Professor Martin Hairer is one of the world's foremost leaders in the field of stochastic partial differential equations in particular, and in stochastic analysis and stochastic dynamics in general. By bringing new ideas to the subject he made fundamental advances in many important directions such as the study of variants of Hormander's theorem, systematisation of the construction of Lyapunov functions for stochastic systems, development of a general theory of ergodicity for non-Markovian systems, multiscale analysis techniques, theory of homogenisation, theory of path sampling and, most recently, theory of rough paths and the newly introduced theory of regularity structures.
马丁·海尔,奥地利人,现居英国,任职于华威大学。由于马丁在随机偏微分方程理论方面的杰出贡献,尤其是为这些方程建立了一套正则性结构理论,而被授予菲尔兹奖(2014年)。随机偏微分方程传统上对于数学家来说很难处理,海尔开发了一种新的理论框架,让这些方程变得简单许多,不但开启了许多新的纯数学方向,也对科学和工程中的应用有重大意义。
Weak universality of the KPZ equation
Time: August 7, Friday, at 10:00-12:00am
Location: Center for Mathematical Sciences, Room 1213(创新研究院恩明楼1213室)
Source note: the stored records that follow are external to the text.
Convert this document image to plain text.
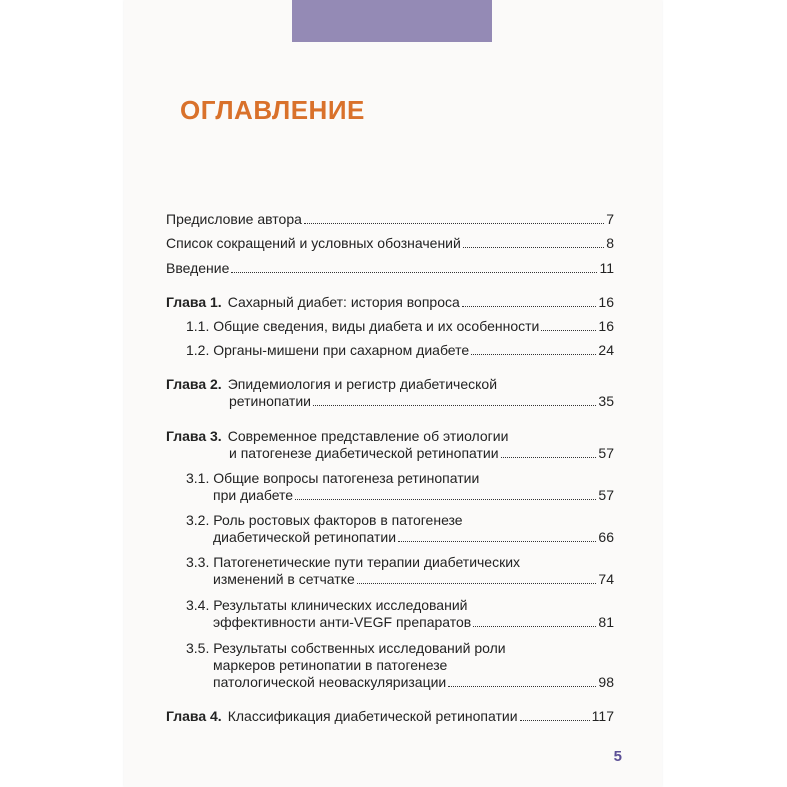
ОГЛАВЛЕНИЕ
Предисловие автора	7
Список сокращений и условных обозначений	8
Введение	11
Глава 1. Сахарный диабет: история вопроса	16
1.1. Общие сведения, виды диабета и их особенности	16
1.2. Органы-мишени при сахарном диабете	24
Глава 2. Эпидемиология и регистр диабетической
ретинопатии	35
Глава 3. Современное представление об этиологии
и патогенезе диабетической ретинопатии	57
3.1. Общие вопросы патогенеза ретинопатии
при диабете	57
3.2. Роль ростовых факторов в патогенезе
диабетической ретинопатии	66
3.3. Патогенетические пути терапии диабетических
изменений в сетчатке	74
3.4. Результаты клинических исследований
эффективности анти-VEGF препаратов	81
3.5. Результаты собственных исследований роли
маркеров ретинопатии в патогенезе
патологической неоваскуляризации	98
Глава 4. Классификация диабетической ретинопатии	117
5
Title: Weak universality of the KPZ equation
Abstract: The KPZ equation is a popular model of one-dimensional interface propagation. From heuristic consideration, it is expected to be "universal" in the sense that any "weakly asymmetric" or "weakly noisy" microscopic model of interface propagation should converge to it if one sends the asymmetry (resp. noise) to zero and simultaneously looks at the interface at a suitable large scale. The only microscopic models for which this has been proven so far all exhibit very particular that allow to perform a microscopic equivalent to the Cole-Hopf transform. The main bottleneck for generalizations to larger classes of models was that until recently it was not even clear what it actually means to solve the equation, other than via the Cole-Hopf transform. In this talk, we will see that there exists a rather large class of continuous models of interface propagation for which convergence to KPZ can be proven rigorously. The main tool for both the proof of convergence and the identification of the limit is the recently developed theory of regularity structures, but with an interesting twist.